Reserve broad rights: The franchisor should reserve in its franchise documents the right to designate a sole source for products or services, including itself, even if it has no present plan to sell to franchisees. Things change. Domino’s probably didn’t think it would ever sell software to its franchisees when it drafted its form franchise agreement. And while at it, the franchisor should draft the agreement to say that the price will be the posted price (or price then in effect), which provides a safe harbor from claims of unreasonable prices under the Uniform Commercial Code.
Include commissions: Income from sales to franchisees comes in the form of direct sales and commissions. Commissions are much cleaner and avoid all the burdens of the sales process. Franchisors should spell out in the agreement their right to make a commission from sales and state that the commission may or may not be related to services provided by the franchisor.
Be transparent: The more information a franchisor provides to franchisees about its revenues in this sensitive area, the better. If a franchisor is embarrassed to tell its franchisees what it is getting in commissions, then maybe it is getting too much. Besides, some states, like Washington and Hawaii, require a level of notice to franchisees, as do the current UFOC Guidelines. We are not suggesting disclosure of the least possible information, but essentially the most practical.

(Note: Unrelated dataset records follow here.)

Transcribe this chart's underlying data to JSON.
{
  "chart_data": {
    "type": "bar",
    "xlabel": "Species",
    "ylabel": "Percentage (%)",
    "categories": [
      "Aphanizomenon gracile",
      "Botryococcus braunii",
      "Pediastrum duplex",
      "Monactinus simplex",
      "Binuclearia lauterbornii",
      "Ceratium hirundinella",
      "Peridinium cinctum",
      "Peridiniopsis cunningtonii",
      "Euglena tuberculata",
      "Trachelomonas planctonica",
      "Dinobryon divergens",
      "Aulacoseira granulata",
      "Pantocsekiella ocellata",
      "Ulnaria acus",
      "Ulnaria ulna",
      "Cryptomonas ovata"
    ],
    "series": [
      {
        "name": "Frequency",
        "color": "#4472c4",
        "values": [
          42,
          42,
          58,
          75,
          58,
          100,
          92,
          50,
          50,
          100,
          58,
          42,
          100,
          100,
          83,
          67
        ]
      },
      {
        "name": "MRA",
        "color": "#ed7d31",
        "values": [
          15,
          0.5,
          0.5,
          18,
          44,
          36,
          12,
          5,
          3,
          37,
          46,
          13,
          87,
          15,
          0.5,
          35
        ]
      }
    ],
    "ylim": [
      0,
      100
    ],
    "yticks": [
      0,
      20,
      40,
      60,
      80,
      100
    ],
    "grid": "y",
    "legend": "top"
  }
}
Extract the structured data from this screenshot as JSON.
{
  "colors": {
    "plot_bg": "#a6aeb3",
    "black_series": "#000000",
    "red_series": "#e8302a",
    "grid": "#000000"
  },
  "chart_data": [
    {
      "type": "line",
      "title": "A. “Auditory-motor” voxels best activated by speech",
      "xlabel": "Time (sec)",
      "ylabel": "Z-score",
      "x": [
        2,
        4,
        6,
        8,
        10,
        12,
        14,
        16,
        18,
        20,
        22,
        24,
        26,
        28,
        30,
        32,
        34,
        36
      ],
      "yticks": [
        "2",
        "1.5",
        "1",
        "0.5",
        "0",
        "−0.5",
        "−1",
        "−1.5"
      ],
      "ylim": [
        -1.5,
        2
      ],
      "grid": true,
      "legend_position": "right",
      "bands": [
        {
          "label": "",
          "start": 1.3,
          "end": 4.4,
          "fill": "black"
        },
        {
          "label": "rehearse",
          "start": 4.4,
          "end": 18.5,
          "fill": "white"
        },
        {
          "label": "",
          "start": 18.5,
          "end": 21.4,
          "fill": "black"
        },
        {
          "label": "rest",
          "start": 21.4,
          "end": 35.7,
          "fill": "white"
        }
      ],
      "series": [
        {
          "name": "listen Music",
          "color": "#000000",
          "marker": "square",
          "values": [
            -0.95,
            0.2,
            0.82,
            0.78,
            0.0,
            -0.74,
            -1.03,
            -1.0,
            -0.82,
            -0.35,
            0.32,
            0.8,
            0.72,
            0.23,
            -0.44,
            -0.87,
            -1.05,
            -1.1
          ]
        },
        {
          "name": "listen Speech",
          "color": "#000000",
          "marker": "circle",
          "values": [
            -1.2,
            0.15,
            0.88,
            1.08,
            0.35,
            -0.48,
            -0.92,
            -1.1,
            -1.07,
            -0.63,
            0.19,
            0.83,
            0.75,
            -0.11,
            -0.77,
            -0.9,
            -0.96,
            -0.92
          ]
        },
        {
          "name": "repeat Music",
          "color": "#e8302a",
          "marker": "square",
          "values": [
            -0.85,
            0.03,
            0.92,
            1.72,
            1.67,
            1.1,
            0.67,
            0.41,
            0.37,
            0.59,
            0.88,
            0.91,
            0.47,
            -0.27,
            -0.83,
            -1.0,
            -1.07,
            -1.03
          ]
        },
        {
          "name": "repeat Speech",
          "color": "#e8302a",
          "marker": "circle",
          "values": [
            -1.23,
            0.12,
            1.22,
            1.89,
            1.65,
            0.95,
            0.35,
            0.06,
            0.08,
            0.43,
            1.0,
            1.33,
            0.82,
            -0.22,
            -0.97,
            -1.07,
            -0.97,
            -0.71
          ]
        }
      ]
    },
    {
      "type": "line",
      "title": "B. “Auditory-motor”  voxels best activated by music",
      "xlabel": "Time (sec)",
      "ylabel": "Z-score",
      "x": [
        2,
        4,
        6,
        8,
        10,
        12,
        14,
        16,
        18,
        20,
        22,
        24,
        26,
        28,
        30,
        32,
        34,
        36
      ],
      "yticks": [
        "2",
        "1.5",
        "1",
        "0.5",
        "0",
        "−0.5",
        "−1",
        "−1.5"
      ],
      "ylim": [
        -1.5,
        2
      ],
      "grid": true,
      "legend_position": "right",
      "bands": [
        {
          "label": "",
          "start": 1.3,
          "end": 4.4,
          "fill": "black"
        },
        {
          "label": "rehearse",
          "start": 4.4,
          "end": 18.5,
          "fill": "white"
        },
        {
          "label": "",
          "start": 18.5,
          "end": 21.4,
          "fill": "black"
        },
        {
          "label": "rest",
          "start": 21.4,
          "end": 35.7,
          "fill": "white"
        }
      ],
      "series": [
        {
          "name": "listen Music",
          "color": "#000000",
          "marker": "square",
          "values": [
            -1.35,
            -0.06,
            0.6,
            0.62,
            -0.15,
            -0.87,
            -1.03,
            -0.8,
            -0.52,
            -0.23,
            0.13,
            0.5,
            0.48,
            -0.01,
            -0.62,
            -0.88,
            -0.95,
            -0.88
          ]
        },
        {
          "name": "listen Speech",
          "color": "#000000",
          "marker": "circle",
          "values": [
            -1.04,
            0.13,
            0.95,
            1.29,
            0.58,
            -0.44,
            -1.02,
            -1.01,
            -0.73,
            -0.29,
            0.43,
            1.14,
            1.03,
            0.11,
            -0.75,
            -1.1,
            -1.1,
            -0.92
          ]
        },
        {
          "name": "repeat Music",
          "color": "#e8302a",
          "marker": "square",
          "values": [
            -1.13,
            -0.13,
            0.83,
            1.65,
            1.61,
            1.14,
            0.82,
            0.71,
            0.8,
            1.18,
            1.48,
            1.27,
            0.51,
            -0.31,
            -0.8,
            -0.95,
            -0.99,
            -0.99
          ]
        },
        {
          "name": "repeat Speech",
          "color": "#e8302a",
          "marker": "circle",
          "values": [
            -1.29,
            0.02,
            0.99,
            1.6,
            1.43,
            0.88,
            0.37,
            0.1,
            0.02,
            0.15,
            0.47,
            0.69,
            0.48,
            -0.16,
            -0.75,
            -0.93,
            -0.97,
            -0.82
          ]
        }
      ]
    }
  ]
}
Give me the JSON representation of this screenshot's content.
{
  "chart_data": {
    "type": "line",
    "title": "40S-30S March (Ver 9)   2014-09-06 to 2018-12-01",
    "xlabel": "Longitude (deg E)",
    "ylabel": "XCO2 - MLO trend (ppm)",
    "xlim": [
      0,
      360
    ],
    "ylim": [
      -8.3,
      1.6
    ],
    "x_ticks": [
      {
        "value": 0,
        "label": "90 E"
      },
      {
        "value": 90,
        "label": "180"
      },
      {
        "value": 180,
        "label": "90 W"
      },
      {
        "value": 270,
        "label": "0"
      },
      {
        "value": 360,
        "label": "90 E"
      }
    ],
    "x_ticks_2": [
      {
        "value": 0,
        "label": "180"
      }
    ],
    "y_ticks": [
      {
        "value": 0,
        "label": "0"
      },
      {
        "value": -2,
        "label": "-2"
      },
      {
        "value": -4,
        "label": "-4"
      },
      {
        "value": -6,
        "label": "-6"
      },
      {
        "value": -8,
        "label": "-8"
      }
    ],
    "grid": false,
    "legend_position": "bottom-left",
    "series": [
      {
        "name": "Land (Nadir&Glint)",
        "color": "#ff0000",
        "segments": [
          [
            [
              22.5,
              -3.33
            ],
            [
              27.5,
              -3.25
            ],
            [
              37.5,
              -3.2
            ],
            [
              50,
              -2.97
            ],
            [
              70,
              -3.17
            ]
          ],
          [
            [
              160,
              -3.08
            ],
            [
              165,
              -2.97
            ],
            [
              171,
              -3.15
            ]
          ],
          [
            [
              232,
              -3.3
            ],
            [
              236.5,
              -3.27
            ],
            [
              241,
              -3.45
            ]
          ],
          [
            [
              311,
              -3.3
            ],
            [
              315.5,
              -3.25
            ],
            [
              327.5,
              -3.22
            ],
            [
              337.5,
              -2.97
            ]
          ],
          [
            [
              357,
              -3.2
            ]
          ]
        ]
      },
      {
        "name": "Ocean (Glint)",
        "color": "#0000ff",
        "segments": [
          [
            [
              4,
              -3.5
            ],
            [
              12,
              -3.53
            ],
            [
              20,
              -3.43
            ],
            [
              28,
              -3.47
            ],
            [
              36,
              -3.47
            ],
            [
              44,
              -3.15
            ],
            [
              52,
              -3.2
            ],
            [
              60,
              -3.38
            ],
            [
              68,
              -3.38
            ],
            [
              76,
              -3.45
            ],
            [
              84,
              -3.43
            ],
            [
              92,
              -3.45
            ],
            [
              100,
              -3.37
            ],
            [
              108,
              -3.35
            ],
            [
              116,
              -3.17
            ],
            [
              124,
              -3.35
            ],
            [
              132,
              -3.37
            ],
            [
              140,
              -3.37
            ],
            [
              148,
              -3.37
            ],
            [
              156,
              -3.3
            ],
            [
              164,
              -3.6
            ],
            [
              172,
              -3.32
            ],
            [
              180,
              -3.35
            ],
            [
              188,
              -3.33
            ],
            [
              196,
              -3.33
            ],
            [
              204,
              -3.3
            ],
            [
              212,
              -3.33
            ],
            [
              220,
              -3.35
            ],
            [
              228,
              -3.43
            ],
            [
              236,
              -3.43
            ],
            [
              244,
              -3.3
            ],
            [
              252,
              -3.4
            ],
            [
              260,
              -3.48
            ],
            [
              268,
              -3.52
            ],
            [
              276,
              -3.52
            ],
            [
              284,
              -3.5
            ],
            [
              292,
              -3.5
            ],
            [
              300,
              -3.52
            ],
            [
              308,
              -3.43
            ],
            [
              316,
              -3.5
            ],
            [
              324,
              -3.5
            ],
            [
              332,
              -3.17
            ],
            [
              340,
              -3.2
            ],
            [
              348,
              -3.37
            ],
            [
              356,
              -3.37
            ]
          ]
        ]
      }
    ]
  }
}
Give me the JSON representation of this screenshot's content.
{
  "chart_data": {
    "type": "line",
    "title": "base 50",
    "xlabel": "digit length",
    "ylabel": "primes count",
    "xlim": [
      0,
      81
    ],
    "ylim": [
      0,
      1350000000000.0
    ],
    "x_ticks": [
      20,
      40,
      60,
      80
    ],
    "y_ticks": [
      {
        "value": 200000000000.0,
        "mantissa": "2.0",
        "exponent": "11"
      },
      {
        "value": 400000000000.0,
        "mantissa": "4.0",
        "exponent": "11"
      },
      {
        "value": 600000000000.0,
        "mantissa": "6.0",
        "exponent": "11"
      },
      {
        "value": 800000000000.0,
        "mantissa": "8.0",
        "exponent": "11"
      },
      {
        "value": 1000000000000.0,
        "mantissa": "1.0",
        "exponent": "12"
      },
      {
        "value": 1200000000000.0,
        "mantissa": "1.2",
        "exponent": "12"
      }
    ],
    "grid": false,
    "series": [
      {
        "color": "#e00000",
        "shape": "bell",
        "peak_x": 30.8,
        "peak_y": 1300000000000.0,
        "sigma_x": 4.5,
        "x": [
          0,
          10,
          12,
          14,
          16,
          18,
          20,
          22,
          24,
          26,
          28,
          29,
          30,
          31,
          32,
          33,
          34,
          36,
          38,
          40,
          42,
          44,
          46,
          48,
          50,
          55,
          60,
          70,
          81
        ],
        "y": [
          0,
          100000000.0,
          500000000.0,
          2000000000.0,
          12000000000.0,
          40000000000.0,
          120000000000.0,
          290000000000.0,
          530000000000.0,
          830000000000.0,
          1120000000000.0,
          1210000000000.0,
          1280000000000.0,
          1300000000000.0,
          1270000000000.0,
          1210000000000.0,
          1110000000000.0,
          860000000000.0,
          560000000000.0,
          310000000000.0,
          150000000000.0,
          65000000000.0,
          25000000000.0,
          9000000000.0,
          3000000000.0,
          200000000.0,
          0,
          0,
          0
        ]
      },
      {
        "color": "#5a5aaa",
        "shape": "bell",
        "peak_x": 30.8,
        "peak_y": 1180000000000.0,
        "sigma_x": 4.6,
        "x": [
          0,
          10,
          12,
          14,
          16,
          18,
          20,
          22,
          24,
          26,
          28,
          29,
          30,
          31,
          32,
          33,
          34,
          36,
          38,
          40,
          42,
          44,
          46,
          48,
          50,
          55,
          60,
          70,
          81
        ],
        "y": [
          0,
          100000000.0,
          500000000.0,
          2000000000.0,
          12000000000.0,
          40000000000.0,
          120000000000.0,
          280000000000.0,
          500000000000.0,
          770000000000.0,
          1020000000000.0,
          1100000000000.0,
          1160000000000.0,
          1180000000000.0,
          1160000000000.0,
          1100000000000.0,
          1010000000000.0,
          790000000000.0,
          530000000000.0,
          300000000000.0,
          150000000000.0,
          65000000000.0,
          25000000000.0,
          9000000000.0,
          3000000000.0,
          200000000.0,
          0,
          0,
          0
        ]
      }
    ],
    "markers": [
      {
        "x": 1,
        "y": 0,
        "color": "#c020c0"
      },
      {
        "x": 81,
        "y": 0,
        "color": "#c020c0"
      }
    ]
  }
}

Have a “Catcher in the Rye”: Holden Caulfied, the protagonist in J.D. Salinger’s book, “Catcher in the Rye,” dreamed that he roamed the rye grass in the outfield to “catch” children playing ball from falling off a cliff at the edge of the park. Someone within the franchisor’s organization with authority (general counsel, perhaps) must “catch” management from falling off the cliff into excessive margins and commissions. The old saw is true — pigs eat, but hogs get eaten. Besides, profitable franchisees are happy franchisees and reasonable costs of goods is an essential part of profitability.
Get buy-in: Smart franchisees want their franchisor to earn a reasonable return on its investment. Don’t assume that franchisees will necessarily balk at commissions or margins that produce a reasonable return.
Consider alternatives: The two ways to make money in a business are to increase revenues and reduce costs. Contributions by suppliers to programs that the franchisor would otherwise finance reduce costs and are thus the equivalent of commissions. Programs eligible for supplier contributions are conventions, market studies, product development, and the like.
Think consideration: Supplier payments to franchisors for doing nothing are the least satisfying to franchisees. One state — Indiana — precludes franchisors from taking payments from suppliers except for services rendered. The more the franchisor contributes value in exchange for the commission, the better. And providing services in exchange for commission helps in defending claims of supposed “kickbacks” under Section 2(c) of the Robinson-Patman Act. Franchisors should use a supplier agreement that captures the services they are providing to “earn” the commission.